The potential of having to relive the incident and then essentially get mocked while trying to seek justice is a big deterrent for rape victims. Why come forward when the suffering and humiliation is going to continue?
RAINN, the nation’s largest anti-sexual assault organization, says that a rape is committed every 109 seconds. Only 6 out of every 1000 rapists will actually go to prison for committing the crime.
America has built a culture that ignores a very real problem. Sexual assault is a crime and it’s time we started treating it like one.
Hope On The Horizon?
However, there is some hope for the victims of sexual assault as last week President Obama signed into law the Sexual Assault Survivors’ Rights Act. The Act is sweeping legislation that will protect the rights of sexual assault survivors. It will focus on protecting the rape kits that are backlogged and it will also prevent victims from having to pay to have their kits active. Survivors must also be informed of results from the kit.
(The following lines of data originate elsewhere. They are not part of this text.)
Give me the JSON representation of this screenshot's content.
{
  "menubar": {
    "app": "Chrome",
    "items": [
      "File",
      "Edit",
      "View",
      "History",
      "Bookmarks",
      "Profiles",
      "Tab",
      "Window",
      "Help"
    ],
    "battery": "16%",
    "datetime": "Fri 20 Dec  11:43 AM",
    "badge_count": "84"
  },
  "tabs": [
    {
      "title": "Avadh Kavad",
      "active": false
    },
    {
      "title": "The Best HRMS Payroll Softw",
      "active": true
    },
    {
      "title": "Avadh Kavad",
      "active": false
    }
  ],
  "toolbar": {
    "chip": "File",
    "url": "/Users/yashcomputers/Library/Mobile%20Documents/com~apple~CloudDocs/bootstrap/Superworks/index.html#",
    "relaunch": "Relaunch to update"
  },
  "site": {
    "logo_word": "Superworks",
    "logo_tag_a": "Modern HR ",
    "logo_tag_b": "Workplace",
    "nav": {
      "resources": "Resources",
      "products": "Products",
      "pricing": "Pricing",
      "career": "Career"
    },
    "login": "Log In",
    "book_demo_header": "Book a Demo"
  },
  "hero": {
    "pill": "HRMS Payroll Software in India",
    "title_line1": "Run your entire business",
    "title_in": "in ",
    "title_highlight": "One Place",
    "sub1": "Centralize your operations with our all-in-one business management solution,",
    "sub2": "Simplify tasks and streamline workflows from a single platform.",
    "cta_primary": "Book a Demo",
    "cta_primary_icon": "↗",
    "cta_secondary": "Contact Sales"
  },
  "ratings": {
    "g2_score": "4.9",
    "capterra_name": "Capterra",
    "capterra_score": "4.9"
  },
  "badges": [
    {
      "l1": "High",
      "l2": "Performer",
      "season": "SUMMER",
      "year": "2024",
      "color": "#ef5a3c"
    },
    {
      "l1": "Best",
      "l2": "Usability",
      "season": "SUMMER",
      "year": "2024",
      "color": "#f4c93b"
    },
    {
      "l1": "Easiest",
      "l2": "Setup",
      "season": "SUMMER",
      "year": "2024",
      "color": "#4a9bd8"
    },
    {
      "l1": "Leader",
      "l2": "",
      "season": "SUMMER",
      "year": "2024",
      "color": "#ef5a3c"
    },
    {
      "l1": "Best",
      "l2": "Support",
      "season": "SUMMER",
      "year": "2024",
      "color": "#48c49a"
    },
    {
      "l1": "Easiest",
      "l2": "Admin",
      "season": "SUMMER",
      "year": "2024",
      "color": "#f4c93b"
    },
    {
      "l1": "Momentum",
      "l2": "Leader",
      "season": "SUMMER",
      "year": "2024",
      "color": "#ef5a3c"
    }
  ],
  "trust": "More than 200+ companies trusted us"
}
The law will also have survivors must be notified, in writing, 60 days prior to their kit’s intended destruction and can request its preservation beyond the scheduled date. The law passed unanimously through Congress and Obama signed it late last week.
“Amidst the partisan bickering and gridlock in Congress, this law demonstrates that citizens can still effect positive change and that bipartisan progress is still possible,” Sen. Jeanne Shaheen, who sponsored the bill, said in a statement. “Sexual assault remains one of the most underreported crimes and I hope that these basic rights will encourage more survivors to come forward and pursue justice.”
For those who are victims of sexual assault, it’s definitely a step in the right direction. In the end, it’s still putting a band-aid on a larger issue. Our culture and justice system hasn’t taken sexual assault seriously and it’s time to change that.